Je me souviens du jour où je me suis disputé avec mon frère. Je me souviens du jour où je me suis disputé avec ma mère. Ce doit être peu après que mon père a décidé que je n’existais pas. Je me souviens avec douleur la dernière fois que j’ai vu mon grand-père. Je me souviens la dernière fois que j’ai vu ma grand-mère. Et je ne sais même pas s’ils sont morts.
Hier en pissant, je regardais à droite le mec bien foutu sur le calendrier, puis à gauche le calendrier des anniversaires. Aujourd’hui : l’anniversaire de Jean. Faut pas que je l’oublie, même si le fait de lui souhaiter « bon anniversaire » avec quelques jours de retard en est presque devenu une tradition. Et puis, quelques jours plus loin, j’ai indiqué « Pa ». Et chaque année lorsque je lirai « Pa », je reverrai mon grand-père à l’hôpital, le visage tel celui du « Cri » de Munch, mais sans cri. Seulement le bruit de sa respiration, seul indice qu’il vit encore, parmi les bruits de l’hôpital : les bips des machines et les rires provenant du local des infirmières. Je n’ai pas osé le réveiller, j’étais moi-même défiguré par la douleur. Je me suis enfoui de l’hôpital. Parfois j’aimerais qu’il sache que j’étais là. Qu’il sache que je l’aime. Mais je suis certain qu’il le sait. Pa n’était pas de ce genre, il ne jugeait pas sur les apparences.
Je ne sais pas s’il est mort. Je suppose que oui.
Je ne sais pas ce qu’est devenue ma grand-mère. Comment elle a supporté le coup. Je sais qu’elle est profondément triste de ne plus me voir, mais elle a trouvé pleins de raisons de croire que toutes les fautes venaient de moi.
Je ne vois plus personnes dans ma famille. Personne.
Je suis certain que tout le monde me reproche de ne plus prendre contact. On me reproche surtout mes derniers mots à ma mère : « Pour moi, tu peux crever ».

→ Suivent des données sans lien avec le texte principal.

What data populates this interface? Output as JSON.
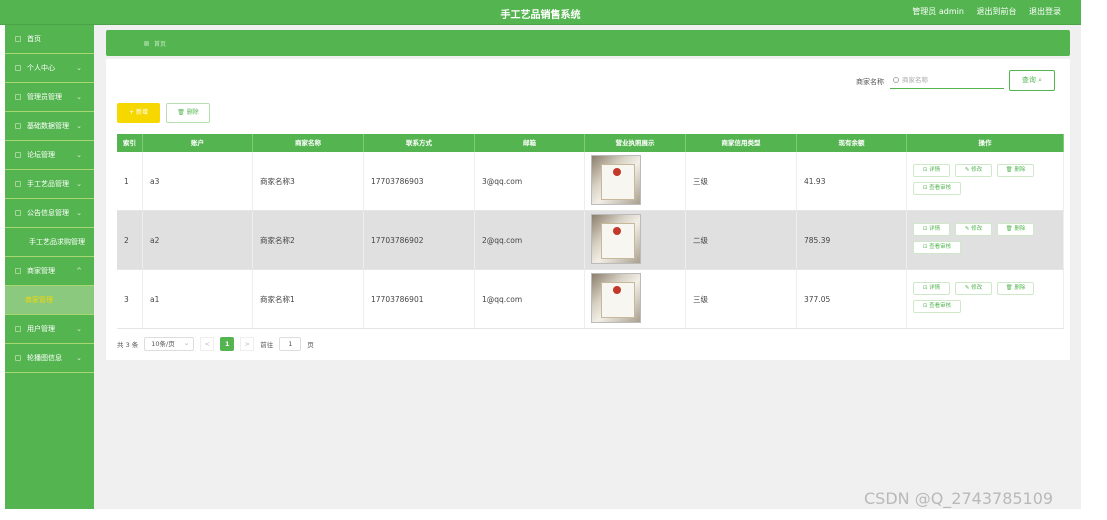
{
  "header": {
    "title": "手工艺品销售系统",
    "admin_label": "管理员 admin",
    "front_link": "退出到前台",
    "logout_link": "退出登录"
  },
  "sidebar": {
    "items": [
      {
        "label": "首页"
      },
      {
        "label": "个人中心"
      },
      {
        "label": "管理员管理"
      },
      {
        "label": "基础数据管理"
      },
      {
        "label": "论坛管理"
      },
      {
        "label": "手工艺品管理"
      },
      {
        "label": "公告信息管理"
      },
      {
        "label": "手工艺品求购管理"
      },
      {
        "label": "商家管理"
      },
      {
        "label": "商家管理"
      },
      {
        "label": "用户管理"
      },
      {
        "label": "轮播图信息"
      }
    ]
  },
  "breadcrumb": {
    "current": "首页"
  },
  "search": {
    "label": "商家名称",
    "placeholder": "商家名称",
    "button": "查询"
  },
  "toolbar": {
    "add_label": "+ 新增",
    "delete_label": "删除"
  },
  "table": {
    "headers": [
      "索引",
      "账户",
      "商家名称",
      "联系方式",
      "邮箱",
      "营业执照展示",
      "商家信用类型",
      "现有余额",
      "操作"
    ],
    "rows": [
      {
        "index": "1",
        "account": "a3",
        "name": "商家名称3",
        "phone": "17703786903",
        "email": "3@qq.com",
        "credit": "三级",
        "balance": "41.93"
      },
      {
        "index": "2",
        "account": "a2",
        "name": "商家名称2",
        "phone": "17703786902",
        "email": "2@qq.com",
        "credit": "二级",
        "balance": "785.39"
      },
      {
        "index": "3",
        "account": "a1",
        "name": "商家名称1",
        "phone": "17703786901",
        "email": "1@qq.com",
        "credit": "三级",
        "balance": "377.05"
      }
    ],
    "actions": {
      "detail": "详情",
      "edit": "修改",
      "delete": "删除",
      "review": "查看审核"
    }
  },
  "pagination": {
    "total": "共 3 条",
    "page_size": "10条/页",
    "prev": "<",
    "current": "1",
    "next": ">",
    "goto_label": "前往",
    "goto_value": "1",
    "page_suffix": "页"
  },
  "watermark": "CSDN @Q_2743785109",
  "colors": {
    "primary": "#54b550",
    "accent": "#f6d800"
  }
}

Personne ne s’est jamais insurgé lorsque ma mère m’habillait, pendant toute ma jeune enfance, en fille, cette folie qu’elle avait jusqu’à me faire mettre un bikini sur la plage. Elle s’est arrangée pour ne pas être déçue de ne pas avoir su pondre une fille.
Personne ne s’est jamais insurgé de la différence de traitement entre mon frère et moi.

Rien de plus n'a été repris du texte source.